Industries mécaniques : un recul historique en 2009
Le 11 février 2010 par Mirel Scherer
Selon la Fédération des industries mécaniques (FIM), la mécanique française a enregistré en 2009 une baisse du chiffre d’affaires de 15% (neuf mois consolidés, 4 ème trimestre estimé).
En dépit d’un véritable effondrement, les industries mécaniques françaises ont moins baissé que celles européennes qui accusent une diminution de leur chiffre d’affaire de 19%.
Elles ont bénéficié d’un marché intérieur plus résistant que ceux des autres pays d’Europe. « Plusieurs raisons expliquent cette évolution », constate Yvon Jacob, président de la FIM. Les mesures publiques prises pour faire face à la crise (la prime à la casse qui a soutenu les ventes automobiles, les plans de relance qui ont évité une chute de l’activité économique, le fonds de compensation de la TVA qui a permis aux collectivités territoriales de poursuivre leurs investissements…), par exemple. Mais aussi la bonne santé économique de certains secteurs (la construction a moins souffert qu’en Espagne, en Italie et au Royaume-Uni, l’aéronautique a poursuivi son activité grâce aux nombreuses usines implantées sur le sol français, l’énergie et le ferroviaire ont continué de tirer l’activité). Enfin, certains amortisseurs sociaux français ont permis à la consommation des ménages de rester soutenue. Ainsi, les investissements publics et privés en France ont globalement mieux résisté que dans le reste de l’Europe : -7% en France contre -10% pour la moyenne européenne.

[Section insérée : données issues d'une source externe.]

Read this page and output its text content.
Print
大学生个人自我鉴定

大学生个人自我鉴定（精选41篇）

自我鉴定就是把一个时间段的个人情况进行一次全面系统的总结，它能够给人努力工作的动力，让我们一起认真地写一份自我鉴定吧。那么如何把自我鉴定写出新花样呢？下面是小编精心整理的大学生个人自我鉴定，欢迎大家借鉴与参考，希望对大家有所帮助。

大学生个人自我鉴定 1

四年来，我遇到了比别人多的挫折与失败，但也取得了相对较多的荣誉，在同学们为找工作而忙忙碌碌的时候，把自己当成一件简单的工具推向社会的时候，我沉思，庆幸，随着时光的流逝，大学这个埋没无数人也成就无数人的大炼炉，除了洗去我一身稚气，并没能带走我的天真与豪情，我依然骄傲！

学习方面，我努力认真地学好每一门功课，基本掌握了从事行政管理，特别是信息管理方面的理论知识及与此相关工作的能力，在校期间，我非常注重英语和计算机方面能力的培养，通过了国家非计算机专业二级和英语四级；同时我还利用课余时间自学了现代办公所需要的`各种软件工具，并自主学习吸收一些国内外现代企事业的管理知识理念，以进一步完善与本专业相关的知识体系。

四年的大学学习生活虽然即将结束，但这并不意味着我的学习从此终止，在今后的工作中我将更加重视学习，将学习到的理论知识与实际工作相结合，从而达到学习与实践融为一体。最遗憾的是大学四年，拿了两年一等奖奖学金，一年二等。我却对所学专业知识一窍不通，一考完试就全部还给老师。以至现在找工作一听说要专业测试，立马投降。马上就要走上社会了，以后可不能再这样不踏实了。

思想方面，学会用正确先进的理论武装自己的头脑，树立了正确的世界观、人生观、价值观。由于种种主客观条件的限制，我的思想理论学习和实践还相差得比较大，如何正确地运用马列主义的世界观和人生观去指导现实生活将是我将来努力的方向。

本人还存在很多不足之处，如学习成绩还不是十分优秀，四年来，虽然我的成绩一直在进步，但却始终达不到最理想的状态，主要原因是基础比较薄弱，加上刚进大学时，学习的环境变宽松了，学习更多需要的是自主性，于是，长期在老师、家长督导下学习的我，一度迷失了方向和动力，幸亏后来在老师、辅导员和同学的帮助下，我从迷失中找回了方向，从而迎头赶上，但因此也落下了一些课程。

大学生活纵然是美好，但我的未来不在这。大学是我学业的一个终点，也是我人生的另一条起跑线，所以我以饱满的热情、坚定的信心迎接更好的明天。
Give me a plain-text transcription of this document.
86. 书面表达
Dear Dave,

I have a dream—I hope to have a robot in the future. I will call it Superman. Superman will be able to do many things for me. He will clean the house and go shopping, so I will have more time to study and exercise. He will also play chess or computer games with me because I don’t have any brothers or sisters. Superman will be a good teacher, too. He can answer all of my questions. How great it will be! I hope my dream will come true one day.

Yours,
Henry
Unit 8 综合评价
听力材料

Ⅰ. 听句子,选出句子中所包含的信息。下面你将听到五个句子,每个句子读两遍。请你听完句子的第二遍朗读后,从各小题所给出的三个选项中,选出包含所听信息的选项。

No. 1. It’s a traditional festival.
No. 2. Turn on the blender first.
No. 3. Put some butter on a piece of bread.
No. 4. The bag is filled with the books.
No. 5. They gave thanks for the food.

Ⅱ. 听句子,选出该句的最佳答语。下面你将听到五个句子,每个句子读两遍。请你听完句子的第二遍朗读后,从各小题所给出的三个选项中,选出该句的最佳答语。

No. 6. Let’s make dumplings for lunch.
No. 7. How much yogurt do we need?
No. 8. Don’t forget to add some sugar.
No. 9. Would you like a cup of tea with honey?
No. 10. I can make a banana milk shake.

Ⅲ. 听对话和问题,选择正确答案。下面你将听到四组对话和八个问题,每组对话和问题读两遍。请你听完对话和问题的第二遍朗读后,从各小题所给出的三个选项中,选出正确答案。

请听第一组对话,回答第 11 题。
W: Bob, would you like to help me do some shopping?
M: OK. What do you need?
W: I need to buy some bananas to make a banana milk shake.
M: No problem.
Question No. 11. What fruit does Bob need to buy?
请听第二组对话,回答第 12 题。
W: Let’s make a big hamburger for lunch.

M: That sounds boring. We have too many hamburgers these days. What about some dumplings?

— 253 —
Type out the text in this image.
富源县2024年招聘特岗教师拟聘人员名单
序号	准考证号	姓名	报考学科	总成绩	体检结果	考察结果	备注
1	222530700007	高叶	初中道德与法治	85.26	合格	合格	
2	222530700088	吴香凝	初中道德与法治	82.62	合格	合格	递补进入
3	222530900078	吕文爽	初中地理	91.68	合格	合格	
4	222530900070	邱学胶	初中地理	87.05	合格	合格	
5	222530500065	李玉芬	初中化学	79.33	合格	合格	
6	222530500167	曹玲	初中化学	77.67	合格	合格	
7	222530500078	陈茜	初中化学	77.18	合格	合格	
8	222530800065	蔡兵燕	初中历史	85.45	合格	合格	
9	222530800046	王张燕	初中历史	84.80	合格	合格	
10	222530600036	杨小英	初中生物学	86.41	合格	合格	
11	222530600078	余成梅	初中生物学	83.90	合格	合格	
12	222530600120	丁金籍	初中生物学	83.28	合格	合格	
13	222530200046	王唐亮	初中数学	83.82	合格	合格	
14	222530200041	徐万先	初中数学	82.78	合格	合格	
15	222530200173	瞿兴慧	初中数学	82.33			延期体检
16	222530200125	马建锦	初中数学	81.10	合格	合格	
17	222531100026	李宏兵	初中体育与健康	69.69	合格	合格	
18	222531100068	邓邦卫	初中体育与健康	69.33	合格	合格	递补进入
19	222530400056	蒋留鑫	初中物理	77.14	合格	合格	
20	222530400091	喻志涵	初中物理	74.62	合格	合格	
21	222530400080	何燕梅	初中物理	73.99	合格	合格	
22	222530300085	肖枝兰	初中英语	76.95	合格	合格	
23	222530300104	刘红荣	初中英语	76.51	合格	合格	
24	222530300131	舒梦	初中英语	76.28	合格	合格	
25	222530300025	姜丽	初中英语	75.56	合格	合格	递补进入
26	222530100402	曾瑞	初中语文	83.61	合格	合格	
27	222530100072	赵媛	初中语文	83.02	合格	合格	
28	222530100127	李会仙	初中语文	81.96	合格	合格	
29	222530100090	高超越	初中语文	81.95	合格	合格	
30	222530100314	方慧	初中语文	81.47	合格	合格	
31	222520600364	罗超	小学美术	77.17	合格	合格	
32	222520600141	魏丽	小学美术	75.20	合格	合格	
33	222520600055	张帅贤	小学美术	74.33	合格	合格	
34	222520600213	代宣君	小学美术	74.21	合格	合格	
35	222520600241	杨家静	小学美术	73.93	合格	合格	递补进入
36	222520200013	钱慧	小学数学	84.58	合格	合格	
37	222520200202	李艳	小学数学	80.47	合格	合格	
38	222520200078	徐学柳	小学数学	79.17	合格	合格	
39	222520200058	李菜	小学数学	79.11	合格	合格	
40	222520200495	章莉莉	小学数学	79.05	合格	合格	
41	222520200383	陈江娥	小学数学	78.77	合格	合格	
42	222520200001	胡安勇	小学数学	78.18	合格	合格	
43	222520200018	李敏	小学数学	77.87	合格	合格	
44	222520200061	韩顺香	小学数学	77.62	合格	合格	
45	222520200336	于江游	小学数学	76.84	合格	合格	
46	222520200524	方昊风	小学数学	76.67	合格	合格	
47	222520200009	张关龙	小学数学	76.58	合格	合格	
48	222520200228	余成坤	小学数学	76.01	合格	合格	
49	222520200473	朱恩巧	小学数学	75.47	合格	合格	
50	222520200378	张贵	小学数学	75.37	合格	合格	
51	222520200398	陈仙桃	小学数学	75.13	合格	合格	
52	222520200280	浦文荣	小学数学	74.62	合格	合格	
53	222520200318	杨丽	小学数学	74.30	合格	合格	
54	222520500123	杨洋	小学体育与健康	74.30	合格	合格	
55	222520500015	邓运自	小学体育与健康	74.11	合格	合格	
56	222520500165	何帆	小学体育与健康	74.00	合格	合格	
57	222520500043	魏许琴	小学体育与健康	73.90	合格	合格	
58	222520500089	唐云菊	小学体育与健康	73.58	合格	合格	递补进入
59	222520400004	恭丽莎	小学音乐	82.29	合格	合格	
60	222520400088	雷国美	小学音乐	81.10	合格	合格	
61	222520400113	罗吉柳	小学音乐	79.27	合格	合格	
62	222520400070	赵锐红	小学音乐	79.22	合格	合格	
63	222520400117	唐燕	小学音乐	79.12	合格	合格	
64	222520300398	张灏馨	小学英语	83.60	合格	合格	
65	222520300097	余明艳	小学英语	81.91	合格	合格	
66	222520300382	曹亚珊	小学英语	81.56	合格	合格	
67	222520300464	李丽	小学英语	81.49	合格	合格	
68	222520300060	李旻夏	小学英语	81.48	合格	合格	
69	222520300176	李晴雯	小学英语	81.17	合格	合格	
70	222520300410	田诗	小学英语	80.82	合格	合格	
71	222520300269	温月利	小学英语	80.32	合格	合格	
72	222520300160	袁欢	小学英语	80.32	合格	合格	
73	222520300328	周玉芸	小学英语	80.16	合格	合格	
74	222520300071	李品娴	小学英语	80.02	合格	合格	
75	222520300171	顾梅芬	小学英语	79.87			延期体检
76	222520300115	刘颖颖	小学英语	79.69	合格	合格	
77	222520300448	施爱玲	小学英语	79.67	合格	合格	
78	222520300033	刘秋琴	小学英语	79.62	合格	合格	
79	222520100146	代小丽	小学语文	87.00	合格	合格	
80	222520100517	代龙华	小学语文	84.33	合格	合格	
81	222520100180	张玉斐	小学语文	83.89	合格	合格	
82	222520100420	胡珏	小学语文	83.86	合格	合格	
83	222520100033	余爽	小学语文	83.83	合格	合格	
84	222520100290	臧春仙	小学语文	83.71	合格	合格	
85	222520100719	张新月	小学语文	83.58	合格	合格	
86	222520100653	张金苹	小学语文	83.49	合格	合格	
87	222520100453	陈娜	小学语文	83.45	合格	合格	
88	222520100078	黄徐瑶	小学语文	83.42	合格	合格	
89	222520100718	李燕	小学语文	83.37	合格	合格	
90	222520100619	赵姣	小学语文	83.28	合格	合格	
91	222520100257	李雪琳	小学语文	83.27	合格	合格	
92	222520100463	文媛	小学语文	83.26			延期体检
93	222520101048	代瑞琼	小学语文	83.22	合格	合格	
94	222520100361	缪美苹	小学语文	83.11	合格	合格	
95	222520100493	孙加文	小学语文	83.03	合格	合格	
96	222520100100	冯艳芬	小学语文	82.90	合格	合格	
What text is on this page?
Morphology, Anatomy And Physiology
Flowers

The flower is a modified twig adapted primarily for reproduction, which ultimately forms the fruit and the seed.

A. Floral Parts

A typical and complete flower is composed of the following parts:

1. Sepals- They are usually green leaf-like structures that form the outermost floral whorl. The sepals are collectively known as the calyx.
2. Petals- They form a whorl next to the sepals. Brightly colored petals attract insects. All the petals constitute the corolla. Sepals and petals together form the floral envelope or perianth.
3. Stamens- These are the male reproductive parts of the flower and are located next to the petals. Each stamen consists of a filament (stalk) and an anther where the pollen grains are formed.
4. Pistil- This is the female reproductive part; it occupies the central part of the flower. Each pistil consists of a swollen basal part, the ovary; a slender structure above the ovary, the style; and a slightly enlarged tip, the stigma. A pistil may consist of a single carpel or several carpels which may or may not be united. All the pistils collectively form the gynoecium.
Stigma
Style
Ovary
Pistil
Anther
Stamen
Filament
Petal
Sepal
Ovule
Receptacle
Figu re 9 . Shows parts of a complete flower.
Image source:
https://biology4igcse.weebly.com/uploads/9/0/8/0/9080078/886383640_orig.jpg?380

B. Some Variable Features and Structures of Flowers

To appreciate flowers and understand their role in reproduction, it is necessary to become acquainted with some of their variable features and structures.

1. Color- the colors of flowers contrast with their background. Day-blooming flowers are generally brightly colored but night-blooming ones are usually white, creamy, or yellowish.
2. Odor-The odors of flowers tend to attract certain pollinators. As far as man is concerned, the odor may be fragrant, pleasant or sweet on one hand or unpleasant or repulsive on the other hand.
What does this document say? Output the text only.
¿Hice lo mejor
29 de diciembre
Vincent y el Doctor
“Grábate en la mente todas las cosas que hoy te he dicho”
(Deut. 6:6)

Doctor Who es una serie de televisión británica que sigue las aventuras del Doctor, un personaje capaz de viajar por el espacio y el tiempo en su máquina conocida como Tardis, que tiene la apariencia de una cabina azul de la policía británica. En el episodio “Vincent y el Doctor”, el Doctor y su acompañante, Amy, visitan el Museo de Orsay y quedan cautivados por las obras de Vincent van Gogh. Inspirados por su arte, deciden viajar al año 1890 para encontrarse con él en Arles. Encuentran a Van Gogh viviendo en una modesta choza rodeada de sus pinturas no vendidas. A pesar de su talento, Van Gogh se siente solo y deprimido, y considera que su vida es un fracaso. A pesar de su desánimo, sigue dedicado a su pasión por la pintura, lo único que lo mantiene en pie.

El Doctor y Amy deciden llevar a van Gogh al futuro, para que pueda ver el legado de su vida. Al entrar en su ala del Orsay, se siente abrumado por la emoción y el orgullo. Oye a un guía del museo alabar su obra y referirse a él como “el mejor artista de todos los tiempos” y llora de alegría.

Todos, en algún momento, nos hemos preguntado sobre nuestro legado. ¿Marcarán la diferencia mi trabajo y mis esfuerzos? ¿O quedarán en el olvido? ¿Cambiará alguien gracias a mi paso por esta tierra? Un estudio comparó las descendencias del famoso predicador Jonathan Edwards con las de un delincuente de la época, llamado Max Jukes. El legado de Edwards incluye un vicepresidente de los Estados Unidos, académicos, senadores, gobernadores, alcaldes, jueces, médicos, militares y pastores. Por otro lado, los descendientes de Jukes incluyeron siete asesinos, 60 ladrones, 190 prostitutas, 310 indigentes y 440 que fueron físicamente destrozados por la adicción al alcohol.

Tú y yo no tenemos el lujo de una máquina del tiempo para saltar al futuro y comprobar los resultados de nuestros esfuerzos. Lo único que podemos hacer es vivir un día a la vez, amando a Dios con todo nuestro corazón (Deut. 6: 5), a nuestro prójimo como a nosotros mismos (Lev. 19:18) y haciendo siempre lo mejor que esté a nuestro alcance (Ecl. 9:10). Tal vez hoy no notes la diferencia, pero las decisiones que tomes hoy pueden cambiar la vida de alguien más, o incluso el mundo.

Quant à 2010, la reprise sera molle. « Les industries mécaniques vont encore souffrir des surcapacités de production engendrées par deux années (2007-2008) anormalement exceptionnelles », considère Yvon Jacob. « Le besoin de réinvestir dans des équipements ne se fera donc pas sentir tout de suite, particulièrement en Europe et ce, même s’il y a reprise. »
Sur le plan international, la mécanique française est davantage tournée vers des zones du monde dans lesquelles aucune reprise n’est attendue en 2010.
Ce contexte économique défavorable est accentué par des conditions financières restreintes et tendues qui entravent les entreprises dans l’obtention de prêts bancaires.
Une légère remontée de l’inflation et du prix des matières premières et de l’énergie pourrait par ailleurs augmenter les coûts de production de certaines entreprises mécaniciennes et peser sur leurs marges. Côté marchés, certains secteurs en bonne forme devraient continuer de soutenir les entreprises de mécanique : le ferroviaire, l’énergie, la chimie-pharmacie-cosmétologie. La sidérurgie quant à elle est repartie, entraînée par les besoins importants de la Chine.
Résultat : les industries mécaniques fortement dépendantes de la reprise de l’investissement pourraient donc connaître à nouveau une baisse de leur activité d’environ -5% en 2010 (après -15% en 2009).
Enfin, les industries mécaniques, premier employeur industriel de France, ont vu baisser de 5,5% leurs effectifs en 2009 à 650 000 salariés (environ 20% de l’emploi industriel).